Fiamengo asks: How many consents must one party get from the other to be on the safe side? Indeed, Fiamengo claims that the feminist theory of “affirmative consent”, cited many times by the judge in a case in Canada some years ago, turns almost all types of sex into rape. Affirmative consent requires a verbal yes, must be ongoing throughout a sexual encounter, and can be revoked at any time.

But silence or lack of resistance does not demonstrate consent. According to Fiamengo this means the man can never be sure that he is acting correctly.  The intention is to place the consent burden on the accused; the accused will have to prove the other person consented.

Peterson’s Online Education Platform

Unfortunately YouTube has censored Fiamengo’s work and deleted most of those videos including the one from which the quotes above are drawn .

This kind of closure has hit many authors, often on the most vexatious grounds. But other platforms have stepped in to fill the space vacated. Substack is one which has emphasised its commitment to Free Speech.

Undaunted she embarked on a new series, Fiamengo File 2.0, which traces the history of feminism from its origins in the late 18th Century to the present. In contrast to the much vaunted triumphalist history presented by feminists, this is a ferocious, scathing account which points to the deep well of bitterness towards men which characterises much feminism. Feminism was never about equality she says. She takes issue with the notion that feminism rescued women from patriarchal tyranny which allegedly denied women the vote, created a world in which men were free to rape their wives, seize their property, their earnings and assert their privilege.

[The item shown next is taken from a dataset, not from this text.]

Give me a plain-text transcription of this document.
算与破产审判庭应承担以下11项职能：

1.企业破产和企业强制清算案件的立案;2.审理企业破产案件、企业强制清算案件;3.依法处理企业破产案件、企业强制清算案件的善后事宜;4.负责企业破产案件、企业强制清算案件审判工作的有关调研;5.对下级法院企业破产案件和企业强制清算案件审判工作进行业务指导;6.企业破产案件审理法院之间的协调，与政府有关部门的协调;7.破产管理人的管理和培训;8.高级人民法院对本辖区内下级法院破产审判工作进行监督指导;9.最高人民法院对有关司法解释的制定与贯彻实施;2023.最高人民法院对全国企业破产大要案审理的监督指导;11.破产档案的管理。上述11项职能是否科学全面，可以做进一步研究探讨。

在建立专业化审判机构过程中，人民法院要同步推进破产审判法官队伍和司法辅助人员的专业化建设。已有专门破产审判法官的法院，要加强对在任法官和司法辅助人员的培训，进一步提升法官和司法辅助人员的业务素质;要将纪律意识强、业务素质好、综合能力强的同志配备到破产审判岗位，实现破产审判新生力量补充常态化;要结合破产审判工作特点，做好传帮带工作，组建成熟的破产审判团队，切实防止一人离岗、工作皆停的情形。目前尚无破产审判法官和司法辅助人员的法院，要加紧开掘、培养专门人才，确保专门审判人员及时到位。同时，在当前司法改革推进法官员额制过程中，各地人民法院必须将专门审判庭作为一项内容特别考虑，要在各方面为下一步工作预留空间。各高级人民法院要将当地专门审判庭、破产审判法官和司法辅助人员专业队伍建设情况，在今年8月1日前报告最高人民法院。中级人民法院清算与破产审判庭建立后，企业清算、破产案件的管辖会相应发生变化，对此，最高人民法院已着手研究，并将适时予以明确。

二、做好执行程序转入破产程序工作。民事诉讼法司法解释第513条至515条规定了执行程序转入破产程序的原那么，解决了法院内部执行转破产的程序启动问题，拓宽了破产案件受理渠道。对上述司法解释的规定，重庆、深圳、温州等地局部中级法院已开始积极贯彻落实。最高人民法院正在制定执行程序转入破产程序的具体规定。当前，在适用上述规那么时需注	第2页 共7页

Fiamengo explains: “Men and women in earlier centuries lived interdependent lives in which the fragility of life and the presence of disease, the high infant mortality rate, the lack of a social safety net, and the complexities of housekeeping and childrearing meant that most women and men divided their prodigious labours into separate spheres of domestic and public. Women of the 19th century were not powerless — many worked in trades, owned their own businesses, and made a living as educators, healers, and writers. They were honoured as advisors and charity workers and usually voted in municipal and schoolboard elections. They did not see themselves as helpless and did not, on the whole, see men as their enemies.”

In a further and fortuitous turn, Jordan Peterson is about to create the kind of online university which he has often talked about in the past, and is signing up some of the best minds to give lectures there. Anyone who has been following Peterson even intermittently will know that he has in the past few years been setting a frantic pace creating videos interviewing some of the best minds across a whole range of disciplines including politics, psychology, current affairs, philosophy, spirit, religion and many others. It appears now that he has been preparing the ground for this new endeavour.

He  has asked Fiamengo to teach a course on the true history of feminism in Peterson Academy, which aims to teach students how to think, not what to think. It will be fascinating to see how this works out.